Tanto la versión uruguaya como la francesa coinciden en que Carlitos no tuvo hijos. Sin embargo, el apellido artístico no se perdió con él. Primero se convirtió en un adjetivo. Existe una forma de canto gardeliana, que con el tiempo se demostró que en realidad es un ideal platónico. También, cuando aparece un chico con chapa de campeón y dentadura perfecta como el futbolista Enzo Fernández, poco tardan las menciones a la sonrisa gardeliana. El ícono está por todas partes, en las fotos enmarcadas que venden todavía los kioscos de diarios de la capital argentina, en los autobuses y en la frase «sos Gardel», dedicada a alguien que algo le salió excelente. Hasta existe una banda de blues rock alterlatino que lleva por nombre Los Gardelitos y le puso a su disco insignia Gardeliando (1998). El mayor divulgador de historia en Argentina actualmente, Felipe Pigna, publicó en 2022 su propia biografía del ídolo y en los teatros de calle Corrientes hasta hace unas pocas semanas se podía ver el musical Cuando Frank conoció a Carlitos, basado en la película homónima de 2023, sobre el cruce de Gardel con Sinatra.

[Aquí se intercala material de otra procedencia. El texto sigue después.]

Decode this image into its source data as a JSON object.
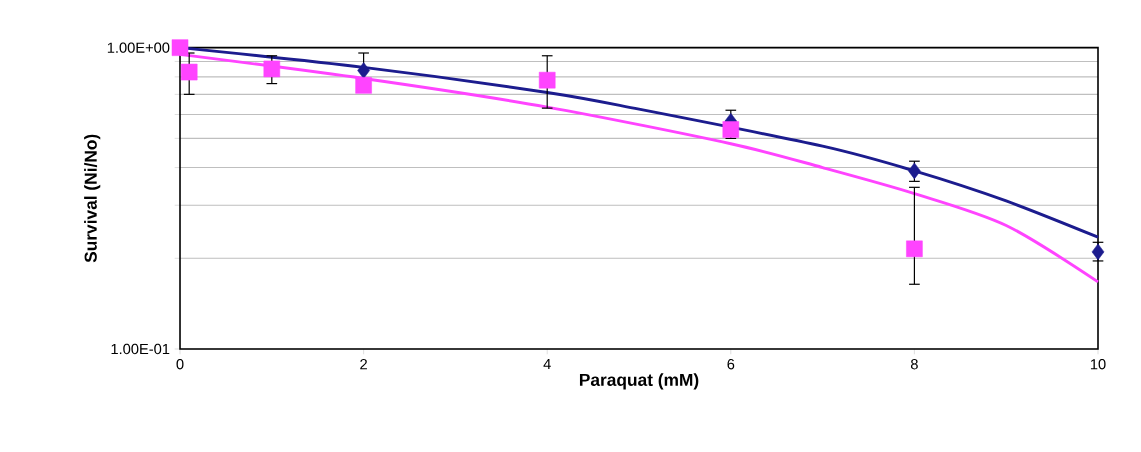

Ana Turón, coleccionista de libros relacionados con Carlos Gardel, posee seiscientos cincuenta tomos en los que el Morocho del Abasto es el eje temático. A partir de su investigación y la de otros, estipula que los de su colección representan solo el setenta por ciento de los libros gardelianos existentes. Se sigue escribiendo sobre Carlitos, y ya se ha dicho de todo: tiene dos casas natales, presunciones sobre si era afín al socialismo o al conservadurismo, fue trabajador noble o un malevo calavera, el más auténtico de los criollos o un ciudadano universal. Todas las versiones son ciertas, porque en Gardel caben todas las proyecciones de un pueblo. Porque en su trascendencia, todo ideal de Gardel es Gardel.